Luckily, much of what he said is in line with my own doubts, and support of one's doubts can often be as heartening as support of one's hopes. I need to be strong to be in this business, and strength means finding middle ground in the advice of people who haven't found much to love about what you've done.

So I need to read the review again and again, because this guy has the brains to lay some truths out as they are, intelligence evident by the ego such brains develop. I need to know when the ravaging is justified and when the complaint is simply born of a pet-peeve, a dislike that serves a purpose irrelevant to my own.

That will be the most brutal part of all. I'm a submissive creature; contrary to most people, I tend to find most advice safe and easy to follow. Rather than getting so huffy and and entrenched that I'm in danger of ignoring the valuable bits, I'm so convinced I've always been doing it wrong that I'm in more danger of letting people shake convictions I should be more certain of.

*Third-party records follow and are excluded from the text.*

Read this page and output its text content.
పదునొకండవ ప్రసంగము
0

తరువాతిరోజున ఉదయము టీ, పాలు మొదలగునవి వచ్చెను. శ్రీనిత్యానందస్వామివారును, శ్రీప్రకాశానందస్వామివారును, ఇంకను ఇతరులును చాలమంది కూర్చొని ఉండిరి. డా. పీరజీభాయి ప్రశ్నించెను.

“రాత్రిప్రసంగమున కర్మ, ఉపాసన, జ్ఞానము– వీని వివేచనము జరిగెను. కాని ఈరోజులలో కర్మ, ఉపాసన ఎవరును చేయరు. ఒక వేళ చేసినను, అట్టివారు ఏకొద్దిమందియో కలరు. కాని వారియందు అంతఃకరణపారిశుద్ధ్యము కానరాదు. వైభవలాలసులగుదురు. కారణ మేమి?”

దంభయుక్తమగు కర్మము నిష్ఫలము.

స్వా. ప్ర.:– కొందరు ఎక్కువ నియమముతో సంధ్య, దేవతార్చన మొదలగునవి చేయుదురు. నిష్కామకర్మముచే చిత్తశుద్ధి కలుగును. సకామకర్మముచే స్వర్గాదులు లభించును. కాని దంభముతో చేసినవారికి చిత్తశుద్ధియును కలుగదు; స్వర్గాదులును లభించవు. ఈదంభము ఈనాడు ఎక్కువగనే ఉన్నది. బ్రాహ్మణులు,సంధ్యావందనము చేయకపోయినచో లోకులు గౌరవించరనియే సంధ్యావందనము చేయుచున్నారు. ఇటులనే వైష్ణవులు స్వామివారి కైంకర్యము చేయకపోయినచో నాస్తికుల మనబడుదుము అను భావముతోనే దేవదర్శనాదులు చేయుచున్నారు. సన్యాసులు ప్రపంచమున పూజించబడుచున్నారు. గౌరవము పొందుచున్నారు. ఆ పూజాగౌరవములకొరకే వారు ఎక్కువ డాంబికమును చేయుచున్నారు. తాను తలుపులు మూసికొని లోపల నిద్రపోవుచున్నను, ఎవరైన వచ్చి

So I need to remember both sides of the coin and read this, the most scathing and professional (as unpalatable and laughably too-strong that word is in this situation) review I've had yet and separate the useful from the insulting. I need to let it hurt and learn how to shrug the pain off and remain pragmatic.

I've rarely tackled anything so difficult because I've never HAD to in my life. Everything about being an American has been made so easy because it's the maximum difficulty many (most) people can handle. We're born into accepting the flow around us, so if I find that flow too easy, it's up to me to seek out a better one, to set my own and stick to it, so that I might emerge into something more than I would have been. On the rare occasion when someone subjects me to something harsher, I should be thankful someone took my burden upon themselves for once. And I am.

I've got some hard pills to swallow, but I've got a thing or two to prove, as well. It may be just the combination I need. The first million words are practice? Even if Winkle² is as amateur as I fear, I'm still ahead of schedule.